When a school building is decommissioned, it feels like the best move might be to destroy it. It is eerie to think of the hallways lying fallow year after year. Where children once ran around, now there are just off-white walls and old linoleum floors. Walking through an abandoned school feels almost like the children have died, even though, in fact, they’ve just grown up.
There’s a lot of baggage that comes with repurposing a school building. But six galleries from New York City have taken on the challenge, turning the old Ockawamick School in Hudson, NY into an exhibition space. They call it THE CAMPUS. Barring a few touch-ups, the building has been left largely as it was. The few renovations that have taken place were done before the galleries took over, when the space had been used as the set for HBO’s Pretty Little Liars. There’s still a gym, locker rooms, and niches with water fountains that, for some reason, either shoot in a much-too-high arc or provide a limp trickle.

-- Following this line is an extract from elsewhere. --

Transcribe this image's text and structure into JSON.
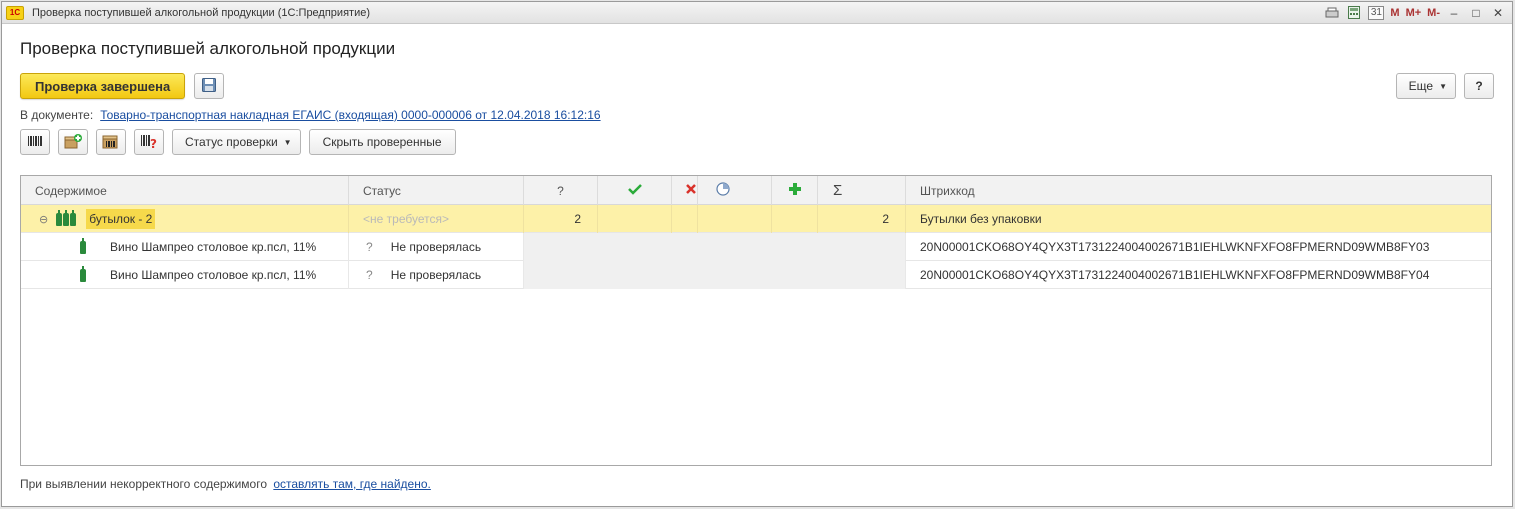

The installation channels a spirit of childlike inquisitiveness to propel viewers into finding art creatively embedded in the environment. In the science lab, there are rows of experimentation tables with double-faucet sinks along with windowed cabinets displaying rows of rocks and stones. “OMG remember having a lab partner,” a fellow visitor exclaimed. A few moments later she pointed at a metal tube on the desk, “Whaddya call this… a Bunsen Burner?” Meanwhile, in the center of the room a different kind of scientific exploration was taking place. A spherical sculpture by the artist Haegue Yang hangs by a wire attached to the ceiling. It is a planet made of bronze-colored beads, around two feet in diameter, with two intersecting rings held into place by scaffolding rods that jut out from the sphere. Strings of beads hang from the rings until they touch the floor. It feels like a diva-queen version of Saturn, evoking a shaky aesthetic memory of science class sans all the formula tables and annoying computations. Another sculpture by Yang called Sonic rotating whatever openings on hemisphere #16 looks like a coronavirus cut in half. It protrudes from the surface of a blackboard, inviting viewers to touch and spin it.
By virtue of their setting, the artworks feel less precious than they would in a white-cube gallery. These paintings and sculptures feel almost unfinished as they encourage the viewer to consider the process of trial and error that went into making them. Although museums and galleries are often where art ends up, those settings hardly resemble the places where it was made. By contrast, the raw emotion and messiness of craft feels totally natural in a school, where the students, like art, would have been works in progress. In one classroom there are paintings by Jenny Holzer, which comprise enigmatic aphorisms written in enamel paint on kraft paper nearly the same color as the wall. Ockawamick was a K-12 school, full of children of all different ages. Looking at Holzer’s work, I could imagine a six year old splashing paint on the wall to write nonsensical phases in freshly-learned English, as well as a tormented teen working through their identity, carving depressive thoughts like “TEAR DUCTS SEEM TO BE A GRIEF PROVISION” into the page.
In another classroom, there are two paintings on blackboards made in situ by the artist Sanya Kantarovsky. One shows a pale girl lying naked face down. The other is a melange of skeletons and body parts. Rather than invoking Death (with a capital D), the memento mori aspect of these images made me think about the mini deaths that come after the passing of each year, leaving behind your former self in favor of a new one—a change felt most profoundly by children. A painting in a nearby hallway, Lamentation by Ella Kruglyanskaya, shows two girls with their heads in their hands, hunched over crying. The figures are sketched in blue on raw canvas cutouts, framed by a place-less plaid background. Are they apparitions of students who came before THE CAMPUS? They may be adults now, but the ghosts of their pubescent years still linger in these halls.